Este sentimiento la excluye del terreno de las palabras y le quita el poder de denunciar, explicar, censurar, condenar y legitimar un lenguaje que le permita simbolizar la experiencia de violencia.
«Cuando se está frente a un sujeto con poder se inhibe la palabra», dice Eva Giberti (1992). En la denuncia, por ejemplo: a mayor vergüenza menor poder, lo que suele fijar a la mujer en la pasivización que la llevará a más silencio.
No poder o no querer decir produce intenso displacer; el que tiene el poder de decir —opinar, comentar, descalificar— ocupa el lugar del que ella fue desalojada, excluida. Entonces, romper el silencio, hablar y denunciar el hecho violento significará romper un orden, la ilusión de equilibrio que se supone deben guardar los vínculos humanos. Y quebrar ese orden suele ser una de las causas por la que la víctima de hechos violentos promueve en los otros determinadas reacciones de rechazo: porque estuvo involucrada en una situación violenta y testimonia que estas cosas pueden sucederle a cualquier mujer («A vos siempre te pasan cosas raras»). También porque no pudo evitar el ataque o defenderse («¿Y por qué no te escapaste?». «¿No pudiste decirle no?»). Es por todo esto que cuando una mujer habla de la violencia ejercida sobre ella perturba, desordena, y este desorden promueve poner a prueba la credibilidad del hecho y del relato («A lo mejor, sin darte cuenta, lo provocaste…»).

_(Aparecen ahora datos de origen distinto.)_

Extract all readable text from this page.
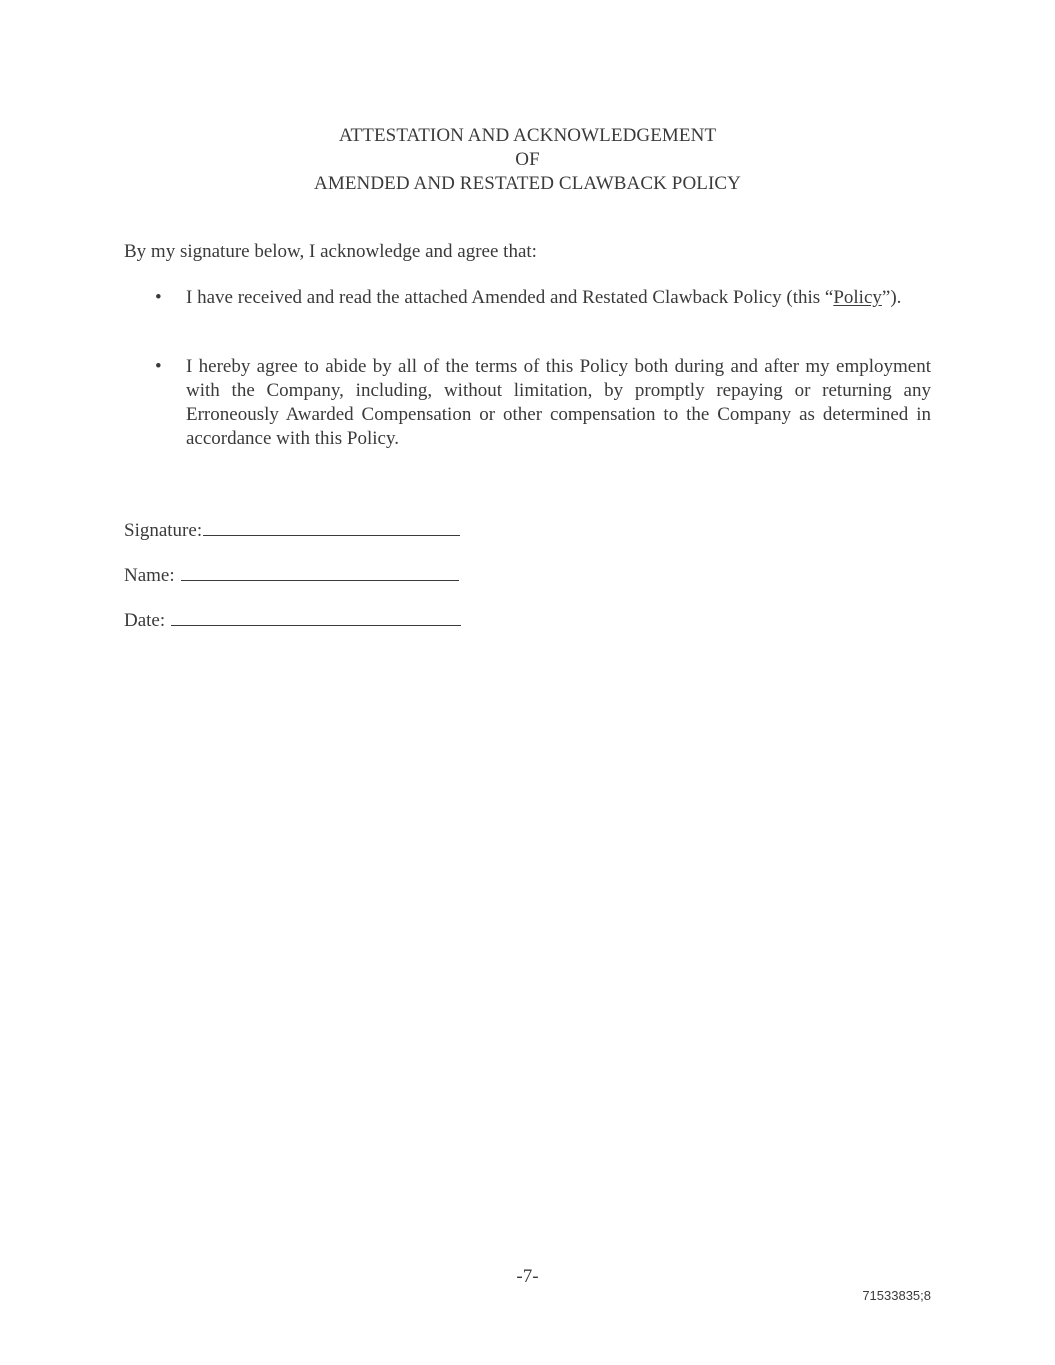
ATTESTATION AND ACKNOWLEDGEMENT
OF
AMENDED AND RESTATED CLAWBACK POLICY
By my signature below, I acknowledge and agree that:
• I have received and read the attached Amended and Restated Clawback Policy (this “Policy”).
• I hereby agree to abide by all of the terms of this Policy both during and after my employment with the Company, including, without limitation, by promptly repaying or returning any Erroneously Awarded Compensation or other compensation to the Company as determined in accordance with this Policy.
Signature:
Name:
Date:
-7-
71533835;8
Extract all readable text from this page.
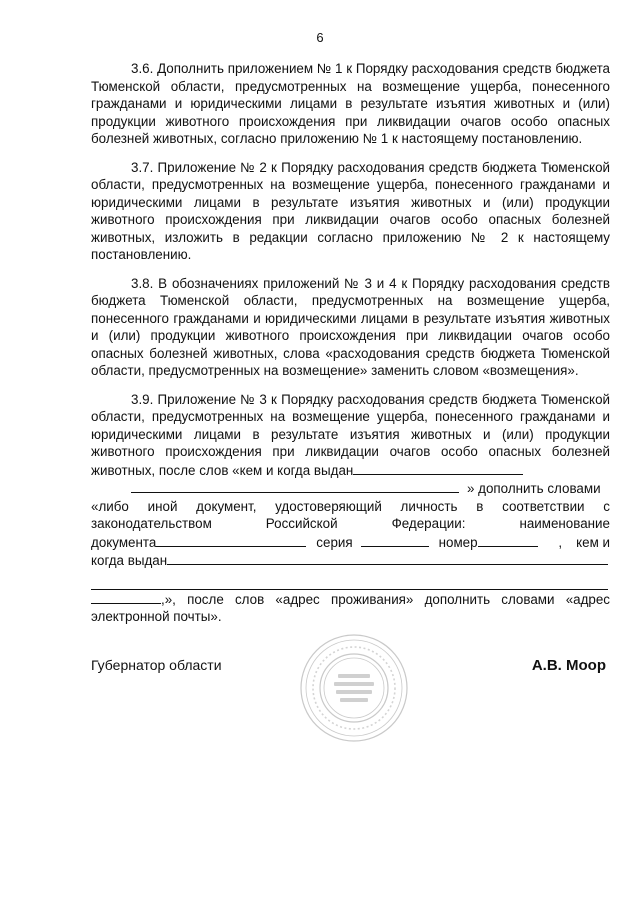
6

3.6. Дополнить приложением № 1 к Порядку расходования средств бюджета Тюменской области, предусмотренных на возмещение ущерба, понесенного гражданами и юридическими лицами в результате изъятия животных и (или) продукции животного происхождения при ликвидации очагов особо опасных болезней животных, согласно приложению № 1 к настоящему постановлению.

3.7. Приложение № 2 к Порядку расходования средств бюджета Тюменской области, предусмотренных на возмещение ущерба, понесенного гражданами и юридическими лицами в результате изъятия животных и (или) продукции животного происхождения при ликвидации очагов особо опасных болезней животных, изложить в редакции согласно приложению № 2 к настоящему постановлению.

3.8. В обозначениях приложений № 3 и 4 к Порядку расходования средств бюджета Тюменской области, предусмотренных на возмещение ущерба, понесенного гражданами и юридическими лицами в результате изъятия животных и (или) продукции животного происхождения при ликвидации очагов особо опасных болезней животных, слова «расходования средств бюджета Тюменской области, предусмотренных на возмещение» заменить словом «возмещения».

3.9. Приложение № 3 к Порядку расходования средств бюджета Тюменской области, предусмотренных на возмещение ущерба, понесенного гражданами и юридическими лицами в результате изъятия животных и (или) продукции животного происхождения при ликвидации очагов особо опасных болезней животных, после слов «кем и когда выдан

» дополнить словами
«либо иной документ, удостоверяющий личность в соответствии с
законодательством Российской Федерации: наименование
документа	серия	номер	, кем и
когда выдан
,», после слов «адрес проживания» дополнить словами «адрес
электронной почты».
Губернатор области	А.В. Моор
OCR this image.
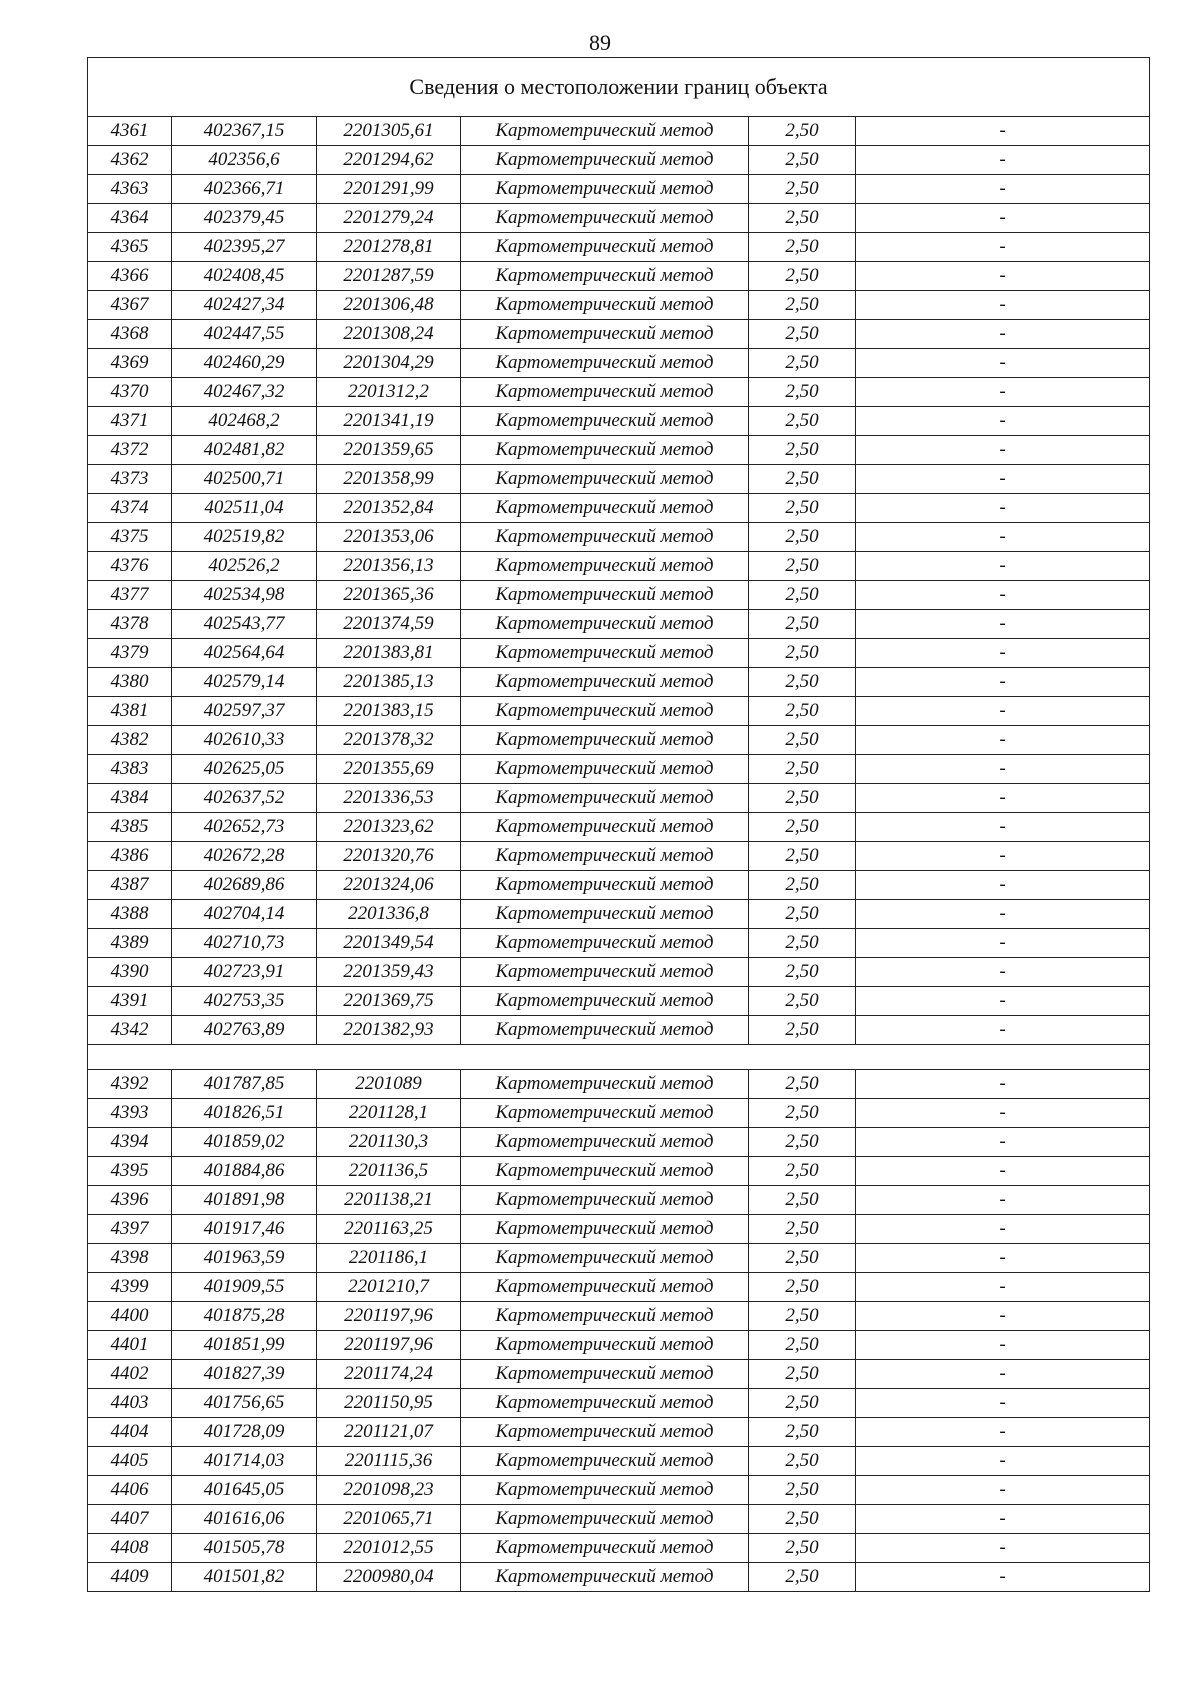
89
Сведения о местоположении границ объекта					
4361	402367,15	2201305,61	Картометрический метод	2,50	-
4362	402356,6	2201294,62	Картометрический метод	2,50	-
4363	402366,71	2201291,99	Картометрический метод	2,50	-
4364	402379,45	2201279,24	Картометрический метод	2,50	-
4365	402395,27	2201278,81	Картометрический метод	2,50	-
4366	402408,45	2201287,59	Картометрический метод	2,50	-
4367	402427,34	2201306,48	Картометрический метод	2,50	-
4368	402447,55	2201308,24	Картометрический метод	2,50	-
4369	402460,29	2201304,29	Картометрический метод	2,50	-
4370	402467,32	2201312,2	Картометрический метод	2,50	-
4371	402468,2	2201341,19	Картометрический метод	2,50	-
4372	402481,82	2201359,65	Картометрический метод	2,50	-
4373	402500,71	2201358,99	Картометрический метод	2,50	-
4374	402511,04	2201352,84	Картометрический метод	2,50	-
4375	402519,82	2201353,06	Картометрический метод	2,50	-
4376	402526,2	2201356,13	Картометрический метод	2,50	-
4377	402534,98	2201365,36	Картометрический метод	2,50	-
4378	402543,77	2201374,59	Картометрический метод	2,50	-
4379	402564,64	2201383,81	Картометрический метод	2,50	-
4380	402579,14	2201385,13	Картометрический метод	2,50	-
4381	402597,37	2201383,15	Картометрический метод	2,50	-
4382	402610,33	2201378,32	Картометрический метод	2,50	-
4383	402625,05	2201355,69	Картометрический метод	2,50	-
4384	402637,52	2201336,53	Картометрический метод	2,50	-
4385	402652,73	2201323,62	Картометрический метод	2,50	-
4386	402672,28	2201320,76	Картометрический метод	2,50	-
4387	402689,86	2201324,06	Картометрический метод	2,50	-
4388	402704,14	2201336,8	Картометрический метод	2,50	-
4389	402710,73	2201349,54	Картометрический метод	2,50	-
4390	402723,91	2201359,43	Картометрический метод	2,50	-
4391	402753,35	2201369,75	Картометрический метод	2,50	-
4342	402763,89	2201382,93	Картометрический метод	2,50	-

4392	401787,85	2201089	Картометрический метод	2,50	-
4393	401826,51	2201128,1	Картометрический метод	2,50	-
4394	401859,02	2201130,3	Картометрический метод	2,50	-
4395	401884,86	2201136,5	Картометрический метод	2,50	-
4396	401891,98	2201138,21	Картометрический метод	2,50	-
4397	401917,46	2201163,25	Картометрический метод	2,50	-
4398	401963,59	2201186,1	Картометрический метод	2,50	-
4399	401909,55	2201210,7	Картометрический метод	2,50	-
4400	401875,28	2201197,96	Картометрический метод	2,50	-
4401	401851,99	2201197,96	Картометрический метод	2,50	-
4402	401827,39	2201174,24	Картометрический метод	2,50	-
4403	401756,65	2201150,95	Картометрический метод	2,50	-
4404	401728,09	2201121,07	Картометрический метод	2,50	-
4405	401714,03	2201115,36	Картометрический метод	2,50	-
4406	401645,05	2201098,23	Картометрический метод	2,50	-
4407	401616,06	2201065,71	Картометрический метод	2,50	-
4408	401505,78	2201012,55	Картометрический метод	2,50	-
4409	401501,82	2200980,04	Картометрический метод	2,50	-
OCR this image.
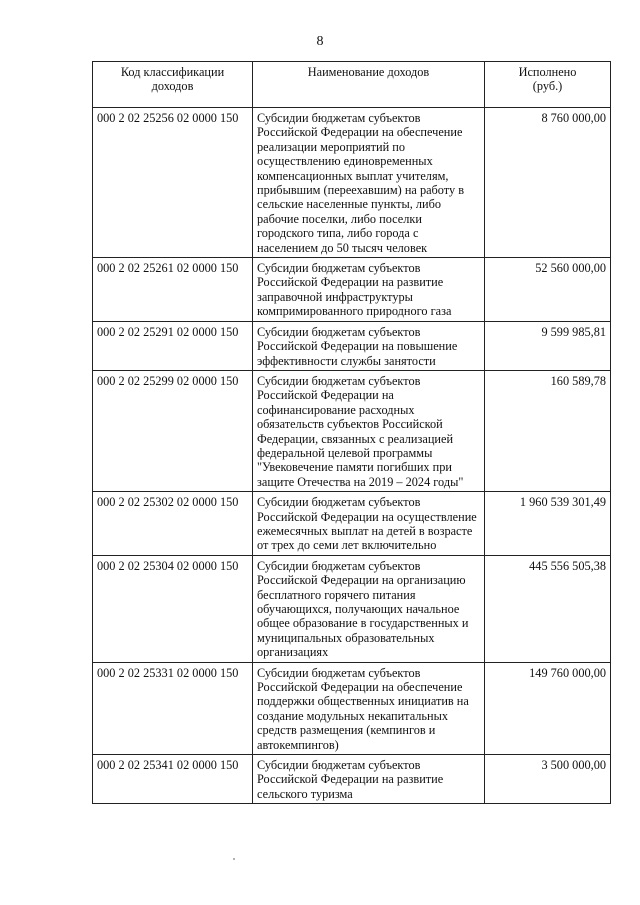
8
Код классификации доходов	Наименование доходов	Исполнено (руб.)
000 2 02 25256 02 0000 150	Субсидии бюджетам субъектов Российской Федерации на обеспечение реализации мероприятий по осуществлению единовременных компенсационных выплат учителям, прибывшим (переехавшим) на работу в сельские населенные пункты, либо рабочие поселки, либо поселки городского типа, либо города с населением до 50 тысяч человек	8 760 000,00
000 2 02 25261 02 0000 150	Субсидии бюджетам субъектов Российской Федерации на развитие заправочной инфраструктуры компримированного природного газа	52 560 000,00
000 2 02 25291 02 0000 150	Субсидии бюджетам субъектов Российской Федерации на повышение эффективности службы занятости	9 599 985,81
000 2 02 25299 02 0000 150	Субсидии бюджетам субъектов Российской Федерации на софинансирование расходных обязательств субъектов Российской Федерации, связанных с реализацией федеральной целевой программы "Увековечение памяти погибших при защите Отечества на 2019 – 2024 годы"	160 589,78
000 2 02 25302 02 0000 150	Субсидии бюджетам субъектов Российской Федерации на осуществление ежемесячных выплат на детей в возрасте от трех до семи лет включительно	1 960 539 301,49
000 2 02 25304 02 0000 150	Субсидии бюджетам субъектов Российской Федерации на организацию бесплатного горячего питания обучающихся, получающих начальное общее образование в государственных и муниципальных образовательных организациях	445 556 505,38
000 2 02 25331 02 0000 150	Субсидии бюджетам субъектов Российской Федерации на обеспечение поддержки общественных инициатив на создание модульных некапитальных средств размещения (кемпингов и автокемпингов)	149 760 000,00
000 2 02 25341 02 0000 150	Субсидии бюджетам субъектов Российской Федерации на развитие сельского туризма	3 500 000,00
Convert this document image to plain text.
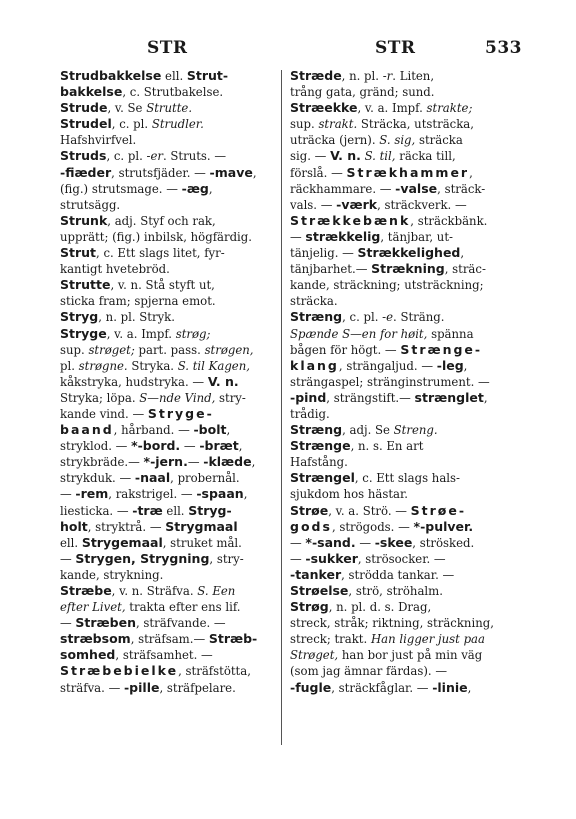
STR	STR	533
Strudbakkelse ell. Strut-
bakkelse, c. Strutbakelse.
Strude, v. Se Strutte.
Strudel, c. pl. Strudler.
Hafshvirfvel.
Struds, c. pl. -er. Struts. —
-fiæder, strutsfjäder. — -mave,
(fig.) strutsmage. — -æg,
strutsägg.
Strunk, adj. Styf och rak,
upprätt; (fig.) inbilsk, högfärdig.
Strut, c. Ett slags litet, fyr-
kantigt hvetebröd.
Strutte, v. n. Stå styft ut,
sticka fram; spjerna emot.
Stryg, n. pl. Stryk.
Stryge, v. a. Impf. strøg;
sup. strøget; part. pass. strøgen,
pl. strøgne. Stryka. S. til Kagen,
kåkstryka, hudstryka. — V. n.
Stryka; löpa. S—nde Vind, stry-
kande vind. — Stryge-
baand, hårband. — -bolt,
stryklod. — *-bord. — -bræt,
strykbräde.— *-jern.— -klæde,
strykduk. — -naal, probernål.
— -rem, rakstrigel. — -spaan,
liesticka. — -træ ell. Stryg-
holt, stryktrå. — Strygmaal
ell. Strygemaal, struket mål.
— Strygen, Strygning, stry-
kande, strykning.
Stræbe, v. n. Sträfva. S. Een
efter Livet, trakta efter ens lif.
— Stræben, sträfvande. —
stræbsom, sträfsam.— Stræb-
somhed, sträfsamhet. —
Stræbebielke, sträfstötta,
sträfva. — -pille, sträfpelare.
Stræde, n. pl. -r. Liten,
trång gata, gränd; sund.
Stræekke, v. a. Impf. strakte;
sup. strakt. Sträcka, utsträcka,
uträcka (jern). S. sig, sträcka
sig. — V. n. S. til, räcka till,
förslå. — Strækhammer,
räckhammare. — -valse, sträck-
vals. — -værk, sträckverk. —
Strækkebænk, sträckbänk.
— strækkelig, tänjbar, ut-
tänjelig. — Strækkelighed,
tänjbarhet.— Strækning, sträc-
kande, sträckning; utsträckning;
sträcka.
Stræng, c. pl. -e. Sträng.
Spænde S—en for høit, spänna
bågen för högt. — Strænge-
klang, strängaljud. — -leg,
strängaspel; stränginstrument. —
-pind, strängstift.— strænglet,
trådig.
Stræng, adj. Se Streng.
Strænge, n. s. En art
Hafstång.
Strængel, c. Ett slags hals-
sjukdom hos hästar.
Strøe, v. a. Strö. — Strøe-
gods, strögods. — *-pulver.
— *-sand. — -skee, strösked.
— -sukker, strösocker. —
-tanker, strödda tankar. —
Strøelse, strö, ströhalm.
Strøg, n. pl. d. s. Drag,
streck, stråk; riktning, sträckning,
streck; trakt. Han ligger just paa
Strøget, han bor just på min väg
(som jag ämnar färdas). —
-fugle, sträckfåglar. — -linie,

Es así que cuando la víctima habla —estar en posición de víctima ya es estar devaluada—, o no se la escucha o se le adjudica cierto grado de responsabilidad por lo ocurrido y la sospecha se vuelve sutilmente hacia ella. También, se suele poner en duda lo que ella dice a través de argumentos que responden a estereotipos sociales: la mujer miente, exagera, es fantasiosa, provoca, se la buscó, o si se trata de niños o de niñas se supone que son imaginativos, mentirosos, que les guata llamar la atención.
La llamada víctima necesitará entonces, para romper el silencio impuesto, un espacio de escucha, de credibilidad y de respeto que le brinde confianza y la seguridad que necesita. Un espacio para expresar esas palabras que no pudo decir mientras era agredida, un trato respetuoso que repare la intimidación y el abuso y la posibilidad de ordenar sentimientos donde sólo hubo miedo y confusión. En este espacio, los que escuchan deben descifrar el sufrimiento y el silencio. El horror no metabolizado, señala M. y M. Viñar (1993), no significado simbólicamente, no puesto en palabras, vuelve, retorna, insiste, como síntomas o como silencio potencialmente enfermante.